En juillet 2014, la justice américaine sommait Microsoft de lui communiquer les emails concernant un citoyen américain mais stockés en Irlande. L’éditeur refusait, affirmant qu’il n’était pas propriétaire de ces messages – concernant une affaire de trafic de stupéfiants – mais seulement leur administrateur. Il indiquait par ailleurs qu’il ne pouvait pas divulguer le contenu de documents stockés hors des Etats-Unis, qui dépendent de ce fait d’une juridiction étrangère. La justice estimait au contraire que l’opérateur des serveurs étant basé aux USA, la localisation des données n’avait aucune importance.
Fort du soutien de plusieurs majors américaines comme Apple, Cisco, Verizon ou AT&T, qui pensaient que la position des autorités US risquait de remettre en cause le leadership de l’industrie IT nationale, la firme de Redmond faisait appel.
En juillet 2016, la cour d’appel donnait raison à Microsoft, un jugement contesté par le département de la Justice qui renvoyait l’affaire devant la Cour suprême, la juridiction la plus élevée du pays.
Le vote, en catimini, la semaine dernière par les sénateurs du CLOUD Act (Clarifying Lawful Overseas Use of Data Act , en français loi clarifiant l’utilisation légale des données à l’étranger) glissé parmi les quelque 2.200 pages de la loi de finance, a remis les compteurs à zéro, permettant ainsi à la justice d’exiger la communication des fameux documents. Ce qu’elle s’est empressé de faire, indiquant que la cour d’appel ne pouvait désormais que lui donner raison nous apprend The Register. Le département de la Justice précisant dans son avis qu’il est « incontestablement autorisé » à agir ainsi.

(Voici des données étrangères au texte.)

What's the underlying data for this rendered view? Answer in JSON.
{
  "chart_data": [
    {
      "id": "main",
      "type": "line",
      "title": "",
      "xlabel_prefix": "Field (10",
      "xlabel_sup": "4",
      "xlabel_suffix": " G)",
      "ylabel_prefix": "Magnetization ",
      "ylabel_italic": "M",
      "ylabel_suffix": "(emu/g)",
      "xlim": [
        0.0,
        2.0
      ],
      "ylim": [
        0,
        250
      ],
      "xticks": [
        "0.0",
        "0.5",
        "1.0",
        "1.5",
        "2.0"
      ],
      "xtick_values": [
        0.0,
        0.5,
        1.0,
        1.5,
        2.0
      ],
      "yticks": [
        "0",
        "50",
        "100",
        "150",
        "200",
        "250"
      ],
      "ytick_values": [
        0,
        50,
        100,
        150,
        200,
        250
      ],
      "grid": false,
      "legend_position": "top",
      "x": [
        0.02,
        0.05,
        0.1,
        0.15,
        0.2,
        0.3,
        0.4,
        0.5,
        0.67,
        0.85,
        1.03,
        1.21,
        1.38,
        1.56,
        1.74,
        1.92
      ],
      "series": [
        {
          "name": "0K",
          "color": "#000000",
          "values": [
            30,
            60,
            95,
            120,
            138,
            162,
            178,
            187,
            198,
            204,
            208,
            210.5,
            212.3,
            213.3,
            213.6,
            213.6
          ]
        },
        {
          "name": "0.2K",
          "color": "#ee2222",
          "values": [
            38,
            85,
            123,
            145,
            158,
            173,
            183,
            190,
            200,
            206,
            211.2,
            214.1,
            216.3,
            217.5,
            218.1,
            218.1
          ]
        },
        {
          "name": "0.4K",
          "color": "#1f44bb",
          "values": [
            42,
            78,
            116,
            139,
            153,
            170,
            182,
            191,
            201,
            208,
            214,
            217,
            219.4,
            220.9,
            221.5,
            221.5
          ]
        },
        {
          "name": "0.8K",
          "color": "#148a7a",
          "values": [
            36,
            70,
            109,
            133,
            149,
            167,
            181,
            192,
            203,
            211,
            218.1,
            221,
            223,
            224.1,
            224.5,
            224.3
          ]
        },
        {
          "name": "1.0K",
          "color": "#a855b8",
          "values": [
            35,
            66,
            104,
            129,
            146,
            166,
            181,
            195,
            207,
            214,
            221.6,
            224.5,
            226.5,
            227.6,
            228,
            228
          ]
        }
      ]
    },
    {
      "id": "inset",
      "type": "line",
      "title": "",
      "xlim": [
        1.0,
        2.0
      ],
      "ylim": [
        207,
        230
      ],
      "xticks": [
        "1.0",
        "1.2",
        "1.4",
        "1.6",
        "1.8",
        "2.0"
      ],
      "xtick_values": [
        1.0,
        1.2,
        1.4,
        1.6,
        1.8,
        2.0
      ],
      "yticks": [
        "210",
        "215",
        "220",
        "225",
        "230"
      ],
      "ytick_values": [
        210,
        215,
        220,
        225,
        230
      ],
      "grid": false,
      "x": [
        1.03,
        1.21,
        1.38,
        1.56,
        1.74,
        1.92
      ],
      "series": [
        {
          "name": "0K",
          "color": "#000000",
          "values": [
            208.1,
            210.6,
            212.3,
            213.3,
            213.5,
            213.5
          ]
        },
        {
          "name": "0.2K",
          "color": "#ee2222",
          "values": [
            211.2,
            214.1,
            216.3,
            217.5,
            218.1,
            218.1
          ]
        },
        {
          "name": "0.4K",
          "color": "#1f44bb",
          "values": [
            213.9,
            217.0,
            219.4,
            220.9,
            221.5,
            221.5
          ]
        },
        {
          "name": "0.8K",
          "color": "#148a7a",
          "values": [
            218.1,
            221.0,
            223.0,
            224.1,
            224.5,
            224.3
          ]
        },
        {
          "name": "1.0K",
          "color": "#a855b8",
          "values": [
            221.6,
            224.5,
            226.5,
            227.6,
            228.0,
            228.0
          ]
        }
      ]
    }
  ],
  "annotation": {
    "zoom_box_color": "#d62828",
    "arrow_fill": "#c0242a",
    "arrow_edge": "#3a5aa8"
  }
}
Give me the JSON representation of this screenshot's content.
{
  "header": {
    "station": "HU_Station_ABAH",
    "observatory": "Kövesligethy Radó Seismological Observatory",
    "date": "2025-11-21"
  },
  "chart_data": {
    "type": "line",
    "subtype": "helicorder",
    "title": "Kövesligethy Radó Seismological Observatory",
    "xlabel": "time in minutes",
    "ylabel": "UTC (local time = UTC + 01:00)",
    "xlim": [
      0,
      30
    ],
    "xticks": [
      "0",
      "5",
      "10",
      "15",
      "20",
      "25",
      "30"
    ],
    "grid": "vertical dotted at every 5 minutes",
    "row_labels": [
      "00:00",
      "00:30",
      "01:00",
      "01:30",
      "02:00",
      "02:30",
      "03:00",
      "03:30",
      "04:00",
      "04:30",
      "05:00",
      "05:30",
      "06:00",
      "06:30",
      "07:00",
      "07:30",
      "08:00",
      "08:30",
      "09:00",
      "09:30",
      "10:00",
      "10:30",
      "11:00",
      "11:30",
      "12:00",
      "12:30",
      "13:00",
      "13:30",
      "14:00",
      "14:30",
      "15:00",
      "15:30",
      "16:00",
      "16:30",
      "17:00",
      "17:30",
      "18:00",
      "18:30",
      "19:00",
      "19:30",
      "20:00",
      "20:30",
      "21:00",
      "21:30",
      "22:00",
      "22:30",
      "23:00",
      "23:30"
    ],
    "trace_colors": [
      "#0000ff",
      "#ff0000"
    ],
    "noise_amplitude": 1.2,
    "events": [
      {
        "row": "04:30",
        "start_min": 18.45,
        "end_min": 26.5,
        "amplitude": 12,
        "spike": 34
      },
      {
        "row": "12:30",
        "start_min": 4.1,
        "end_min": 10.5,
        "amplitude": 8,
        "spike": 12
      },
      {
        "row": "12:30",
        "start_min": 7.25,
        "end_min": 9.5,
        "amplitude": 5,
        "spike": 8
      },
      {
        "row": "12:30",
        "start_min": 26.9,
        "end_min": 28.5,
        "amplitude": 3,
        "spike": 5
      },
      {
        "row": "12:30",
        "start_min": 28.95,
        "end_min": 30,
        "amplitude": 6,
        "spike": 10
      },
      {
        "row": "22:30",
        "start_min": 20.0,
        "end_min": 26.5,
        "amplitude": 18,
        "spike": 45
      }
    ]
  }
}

Lors du vote du CLOUD Act, le président et directeur juridique de Microsoft Brad Smith avait déclaré « qu’il s’agissait d’une étape critique dans la résolution d’un problème qui fait l’objet de litiges depuis plus de quatre ans ». Interrogée par nos confrères, la firme de Redmond a toutefois refusé de s’exprimer sur le sujet. Pour Frank Jennings, juriste au cabinet britannique Wallace LLP, l’affaire n’est toutefois pas close. Selon lui, les fournisseurs d’accès américains peuvent éventuellement démontrer que les documents exigés ne sont ni en leur « possession, sous leur garde ou leur contrôle » ou qu’ils sont chiffrés selon une clé que seul le propriétaire possède. « C’est l’approche « Vous pouvez l’avoir mais nous ne savons pas ce qu’il signifie » », a précisé le juriste. Ce dernier s’attend par ailleurs à des litiges avec les différents organismes européens chargés de la protection des données. Selon lui reste aussi à savoir si l’European Data Protection Board (qui accompagnera le GDPR) reconnaîtra qu’il s’agit d’une mesure nécessaire et proportionnée afin de sauvegarder la sécurité nationale américaine ou estimera au contraire que la demande est une atteinte à la réglementation européenne.